Prediksi dan Analisis Menjelang Lebaran 2025
Menjelang momen perayaan Lebaran, sejumlah prediksi optimis muncul mengenai peningkatan penggunaan layanan paylater. Menurut data dari Kompas, Otoritas Jasa Keuangan (OJK) mencatat bahwa penyaluran kredit melalui Buy Now, Pay Later (BNPL) mencapai Rp 26,69 triliun per Januari 2025 dengan pertumbuhan tahunan sekitar 44,19 persen yang membagi antara BNPL oleh perusahaan pembiayaan (41,9 persen) dan BNPL perbankan (44,65 persen).
Di samping itu, platform seperti LinkAja memperkirakan transaksi BNPL akan tumbuh lebih tinggi menjelang Lebaran, seiring dengan meningkatnya daya beli masyarakat dan kemudahan digitalisasi transaksi.

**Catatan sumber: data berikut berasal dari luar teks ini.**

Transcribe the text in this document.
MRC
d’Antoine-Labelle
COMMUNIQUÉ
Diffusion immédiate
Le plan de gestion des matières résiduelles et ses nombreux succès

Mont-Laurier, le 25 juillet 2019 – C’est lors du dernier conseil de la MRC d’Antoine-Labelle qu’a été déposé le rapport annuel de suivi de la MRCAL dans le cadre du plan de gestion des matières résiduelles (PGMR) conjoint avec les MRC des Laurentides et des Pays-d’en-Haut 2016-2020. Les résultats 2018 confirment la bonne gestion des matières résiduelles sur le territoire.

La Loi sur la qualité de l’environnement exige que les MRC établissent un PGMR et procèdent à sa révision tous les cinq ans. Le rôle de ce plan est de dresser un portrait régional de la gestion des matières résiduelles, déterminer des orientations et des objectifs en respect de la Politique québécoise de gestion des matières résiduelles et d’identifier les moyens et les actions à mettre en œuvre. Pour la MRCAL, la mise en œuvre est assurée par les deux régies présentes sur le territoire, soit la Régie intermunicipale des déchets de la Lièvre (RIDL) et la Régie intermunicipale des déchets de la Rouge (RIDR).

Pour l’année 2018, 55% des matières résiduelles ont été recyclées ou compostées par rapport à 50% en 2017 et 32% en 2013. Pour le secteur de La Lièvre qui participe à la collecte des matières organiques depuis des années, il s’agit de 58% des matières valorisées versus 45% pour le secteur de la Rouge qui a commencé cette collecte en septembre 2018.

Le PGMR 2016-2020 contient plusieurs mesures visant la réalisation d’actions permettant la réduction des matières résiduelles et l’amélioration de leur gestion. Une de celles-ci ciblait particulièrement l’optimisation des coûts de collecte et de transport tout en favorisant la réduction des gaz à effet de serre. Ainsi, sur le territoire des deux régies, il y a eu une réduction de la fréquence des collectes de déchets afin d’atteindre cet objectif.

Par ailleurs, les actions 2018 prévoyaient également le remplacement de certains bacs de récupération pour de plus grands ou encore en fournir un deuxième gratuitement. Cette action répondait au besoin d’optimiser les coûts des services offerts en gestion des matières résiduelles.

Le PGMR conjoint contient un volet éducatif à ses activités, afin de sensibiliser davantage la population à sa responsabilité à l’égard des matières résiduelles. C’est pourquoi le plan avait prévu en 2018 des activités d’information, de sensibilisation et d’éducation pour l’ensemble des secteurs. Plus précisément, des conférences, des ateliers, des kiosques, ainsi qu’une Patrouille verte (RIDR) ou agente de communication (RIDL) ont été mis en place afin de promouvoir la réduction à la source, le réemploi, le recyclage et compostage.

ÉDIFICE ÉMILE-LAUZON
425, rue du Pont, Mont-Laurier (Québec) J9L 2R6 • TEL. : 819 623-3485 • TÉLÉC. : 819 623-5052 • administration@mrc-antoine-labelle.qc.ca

Prediksi ini semakin diperkuat oleh tren global dan domestik yang menunjukkan bahwa konsumsi digital meningkat signifikan saat momen perayaan. Asosiasi e-commerce Indonesia (idEA) memproyeksikan kenaikan transaksi online sekitar 15 persen sampai 20 persen selama Lebaran 2025. Dengan pertumbuhan ini, layanan paylater tidak hanya akan mengoptimalkan kemampuan pembelian konsumen, tetapi juga meningkatkan perputaran ekonomi digital secara keseluruhan.
Manfaat dan Kerugian Penggunaan Sistem Paylater
Dalam penggunaan Paylater, banyak kebaikan yang dirasakan. Diantaranya, yang pertama adalah peningkatan daya beli. Dengan metode pembayaran ditunda, konsumen dapat segera memperoleh barang-barang yang dibutuhkan atau diinginkan, tanpa harus mengeluarkan dana secara langsung. Ini terutama berguna saat momen spesial seperti Lebaran, ketika kebutuhan belanja melonjak.
Kedua, fleksibilitas finansial. Layanan paylater memungkinkan konsumen untuk mengatur cicilan sesuai kemampuan, memberikan kelonggaran dalam pengelolaan kas dan memanfaatkan promo atau diskon besar dari platform e-commerce.
Ketiga, dorongan inovasi digital. Peningkatan penggunaan paylater mendorong pelaku industri untuk berinovasi, mulai dari peningkatan teknologi verifikasi data hingga penerapan sistem edukasi keuangan untuk mengurangi risiko gagal bayar.
Namun, perlu dicermati, dalam setiap sistem pasti terselip celah kerugian yang mungkin akan timbul. Diantaranya, yang pertama adalah risiko terlilit hutang. Kemudahan akses dan pembayaran yang ditunda dapat memicu perilaku impulsif, sehingga banyak konsumen berpotensi terjebak dalam siklus hutang yang sulit dikendalikan. Kedua, beban bunga dan denda. Keterlambatan pembayaran dapat menyebabkan akumulasi bunga dan denda, yang pada akhirnya membebani kondisi keuangan individu.
Ketiga, dampak negatif pada riwayat kredit. Gagal bayar atau keterlambatan pembayaran dapat merusak riwayat kredit, menyulitkan akses ke fasilitas kredit lainnya di masa depan. Keempat, adalah risiko psikologis. Beban utang yang terus menumpuk kerap menimbulkan stres dan kecemasan, yang berpengaruh pada produktivitas dan kesejahteraan mental pengguna.
Sistem paylater telah membuktikan diri sebagai inovasi penting dalam ekosistem digital, yang tidak hanya memberikan kemudahan dan fleksibilitas dalam bertransaksi, tetapi juga berpotensi meningkatkan daya beli masyarakat di tengah era digital. Data menunjukkan bahwa meski terdapat tantangan, seperti potensi terjebak dalam utang dan dampak bunga yang tinggi, penggunaan paylater tetap menunjukkan tren pertumbuhan yang mengesankan, terutama menjelang Lebaran 2025. Dengan dukungan regulasi dan edukasi keuangan yang tepat, layanan ini dapat menjadi pendorong utama pertumbuhan ekonomi digital, asalkan konsumen mampu menggunakan fasilitas ini dengan bijak dan bertanggung jawab.